Best data structure to maintain a table from a stream of Kafka update messages in Python


Suppose I have a tabular dataset of fixed dimension (N x M). I receive a stream of updates from Kafka updating entries in this table. Ultimately, I'd like to have a pandas dataframe with a recent version of the table, and I'm considering a few options for doing that:

  1. Maintain it in memory as a table / dataframe. My concern here, is I don't know if I can avoid multithreading, since one process will perpetually be in a for loop of receiving messages.

  2. Maintain it in an external structure, and have a separate process independently read from it. Choices of external data stores: a) SQLite - Might have concurrency issues, and updates for arbitrary rows are probably a bit messy. b) Redis - Easy to maintain, but hard to query / read the whole table at once (which is how I would generally be accessing the data).

I'm a bit of a Kafka beginner, so any advice here would be appreciated. How would you approach this problem? Thanks!

EDIT: I guess I could also just maintain it in memory and then just push the whole thing to SQLite?


Solution

  • My initial approach would be to ask: can I create a "good enough" solution to start with, and optimize it later if needed?

    Unless you need to worry about very sensitive information (like healthcare or finance data), or data that is going to definitely going to scale up very quickly, then I would suggest trying a simple solution first and then see if you hit any problems. You may not!

    Ultimately, I would probably go with the SQLite solution to start with, as it's relatively simple to set up and it's a good fit for the use case (i.e. "transactional" situations).

    Here are some considerations I would think about:

    Pros/cons of a single process

    Unless your data is high-velocity / high-volume, your suggestion of consuming and processing the data in the same process is probably fine. Processing data locally is much faster than receiving it over the network (assuming your Kafka feed isn't on your local computer), so your data ingest from Kafka would probably be the bottleneck.

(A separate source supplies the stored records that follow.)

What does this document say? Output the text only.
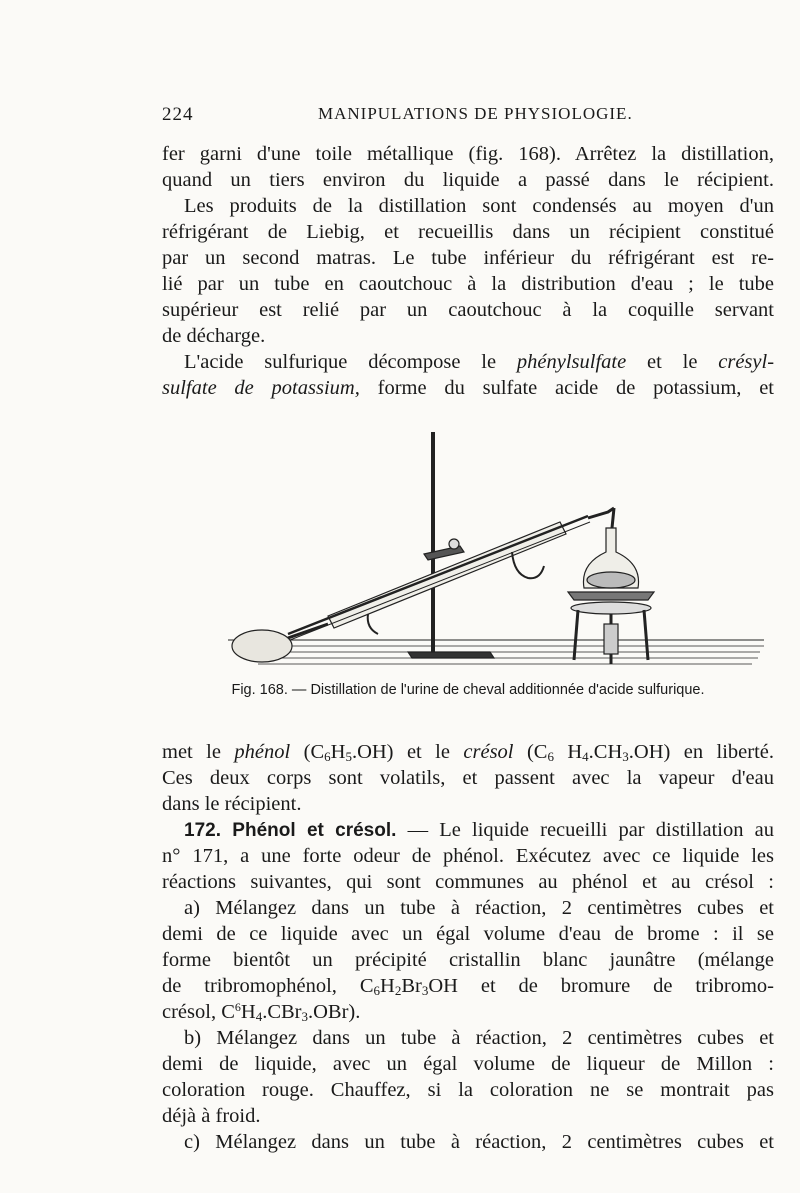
224	MANIPULATIONS DE PHYSIOLOGIE.
fer garni d'une toile métallique (fig. 168). Arrêtez la distillation,
quand un tiers environ du liquide a passé dans le récipient.
Les produits de la distillation sont condensés au moyen d'un
réfrigérant de Liebig, et recueillis dans un récipient constitué
par un second matras. Le tube inférieur du réfrigérant est re-
lié par un tube en caoutchouc à la distribution d'eau ; le tube
supérieur est relié par un caoutchouc à la coquille servant
de décharge.
L'acide sulfurique décompose le phénylsulfate et le crésyl-
sulfate de potassium, forme du sulfate acide de potassium, et
Fig. 168. — Distillation de l'urine de cheval additionnée d'acide sulfurique.
met le phénol $(C_6H_5.OH)$ et le crésol ($C_6$ $H_4.CH_3.OH$) en liberté.
Ces deux corps sont volatils, et passent avec la vapeur d'eau
dans le récipient.
172. Phénol et crésol. — Le liquide recueilli par distillation au
n° 171, a une forte odeur de phénol. Exécutez avec ce liquide les
réactions suivantes, qui sont communes au phénol et au crésol :
a) Mélangez dans un tube à réaction, 2 centimètres cubes et
demi de ce liquide avec un égal volume d'eau de brome : il se
forme bientôt un précipité cristallin blanc jaunâtre (mélange
de tribromophénol, $C_6H_2Br_3OH$ et de bromure de tribromo-
crésol, $C^6H_4.CBr_3.OBr$).
b) Mélangez dans un tube à réaction, 2 centimètres cubes et
demi de liquide, avec un égal volume de liqueur de Millon :
coloration rouge. Chauffez, si la coloration ne se montrait pas
déjà à froid.
c) Mélangez dans un tube à réaction, 2 centimètres cubes et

    But, this could be expensive to have a Python process spinning indefinitely, and you would need to make sure to store your data out to a file or database in order to keep it from being lost if your process shut down.

    Relational database (e.g. SQLite)

    Using a relational database like SQLite is probably your best bet, once again depending on the velocity of the data you're receiving. But relational databases are used all the time for transactional purposes (in fact that's one of their primary intended purposes), meaning high volume and velocity of writes—so it would definitely make sense to persist your data in SQLite and make your updates there as well. You could see about breaking your data into separate tables if it made sense (e.g. third normal form), or you could keep it all in one table if that was a better fit.

    Maintain the table in memory

    You could also keep the table in memory, like you suggested, as long as you're persisting it to disk in some fashion (CSV, SQLite, etc.) after updates. For example, you could:

    1. Have your copy in memory.
    2. When you get an update, make the update to your in-memory table.
    3. Write the table to disk.
    4. If your process stops or restarts, read the table from memory to start.

    Pandas can be slower for accessing and updating individual values in rows, though, so it might actually make more sense to keep your table in memory as a dictionary or something and write it to disk without using pandas. But if you can get away with doing it all in pandas (re: velocity and volume), that could be a fine way to start too.